Skip to content

bulk updates for performance#5896

Merged
rnewson merged 1 commit intomainfrom
nouveau-streaming-index-update
Mar 12, 2026
Merged

bulk updates for performance#5896
rnewson merged 1 commit intomainfrom
nouveau-streaming-index-update

Conversation

@rnewson
Copy link
Member

@rnewson rnewson commented Feb 20, 2026

Overview

Nouveau switched from ibrowse to gun (and http/1.1 to http/2) in 3.5.0, in order to reduce the large number of connections made between couchdb and nouveau server. A user has found, on a larger test than I performed during code development, a significant indexing speed regression.
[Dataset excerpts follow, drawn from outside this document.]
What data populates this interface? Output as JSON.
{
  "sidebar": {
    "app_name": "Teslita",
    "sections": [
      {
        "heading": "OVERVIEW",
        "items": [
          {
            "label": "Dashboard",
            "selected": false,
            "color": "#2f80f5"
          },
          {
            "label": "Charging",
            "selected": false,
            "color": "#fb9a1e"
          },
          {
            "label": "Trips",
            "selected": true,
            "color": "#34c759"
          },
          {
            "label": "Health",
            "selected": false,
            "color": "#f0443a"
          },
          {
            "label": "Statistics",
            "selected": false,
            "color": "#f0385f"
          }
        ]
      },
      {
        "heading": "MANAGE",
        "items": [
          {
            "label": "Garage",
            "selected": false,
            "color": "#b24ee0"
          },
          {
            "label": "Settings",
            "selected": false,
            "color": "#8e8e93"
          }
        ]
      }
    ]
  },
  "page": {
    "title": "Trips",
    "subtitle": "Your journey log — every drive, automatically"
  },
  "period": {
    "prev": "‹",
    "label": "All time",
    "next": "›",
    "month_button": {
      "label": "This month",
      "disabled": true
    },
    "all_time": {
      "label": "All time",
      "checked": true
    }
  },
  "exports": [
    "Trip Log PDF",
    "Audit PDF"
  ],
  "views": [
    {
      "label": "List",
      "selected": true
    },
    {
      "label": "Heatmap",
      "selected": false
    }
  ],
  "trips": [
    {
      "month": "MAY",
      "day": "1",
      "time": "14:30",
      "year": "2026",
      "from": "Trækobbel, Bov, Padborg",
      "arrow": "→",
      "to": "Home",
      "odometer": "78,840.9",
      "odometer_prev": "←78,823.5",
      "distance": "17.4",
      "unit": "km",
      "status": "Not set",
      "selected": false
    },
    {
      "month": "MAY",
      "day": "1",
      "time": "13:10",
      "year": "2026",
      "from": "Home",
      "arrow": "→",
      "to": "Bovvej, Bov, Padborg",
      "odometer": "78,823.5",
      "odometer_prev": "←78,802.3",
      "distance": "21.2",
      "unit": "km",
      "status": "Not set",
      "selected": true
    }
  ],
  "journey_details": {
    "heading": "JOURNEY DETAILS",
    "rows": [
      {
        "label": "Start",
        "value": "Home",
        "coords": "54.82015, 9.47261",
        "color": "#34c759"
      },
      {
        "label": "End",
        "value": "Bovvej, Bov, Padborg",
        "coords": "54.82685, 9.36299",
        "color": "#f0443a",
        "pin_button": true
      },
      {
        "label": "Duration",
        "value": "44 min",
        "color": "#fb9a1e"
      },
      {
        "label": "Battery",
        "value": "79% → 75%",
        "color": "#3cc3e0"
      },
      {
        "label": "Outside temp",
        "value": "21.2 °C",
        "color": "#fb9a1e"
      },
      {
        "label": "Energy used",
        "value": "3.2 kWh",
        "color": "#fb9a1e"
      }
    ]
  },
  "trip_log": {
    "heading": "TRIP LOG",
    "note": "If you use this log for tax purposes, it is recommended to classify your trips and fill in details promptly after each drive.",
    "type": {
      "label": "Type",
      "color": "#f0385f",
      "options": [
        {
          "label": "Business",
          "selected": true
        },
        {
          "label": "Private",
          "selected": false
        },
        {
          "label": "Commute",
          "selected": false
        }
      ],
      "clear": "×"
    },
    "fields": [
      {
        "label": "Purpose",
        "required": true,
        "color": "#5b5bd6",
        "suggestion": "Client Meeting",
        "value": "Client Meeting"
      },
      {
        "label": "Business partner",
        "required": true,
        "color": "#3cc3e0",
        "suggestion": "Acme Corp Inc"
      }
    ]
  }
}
Before the ibrowse to gun transition the update requests to nouveau server used http pipelining (that is, multiple requests were made to the server, in order, without waiting for the responses). This was a significant optimization. With gun this was not possible (as http/2 uses multiplexing instead). The difference turns out much more significant that expected.

This PR adds a new endpoint on the nouveau server that supports bulk update. Each item in the bulk list is a document update or delete request.

This has demonstrated a substantial performance improvement.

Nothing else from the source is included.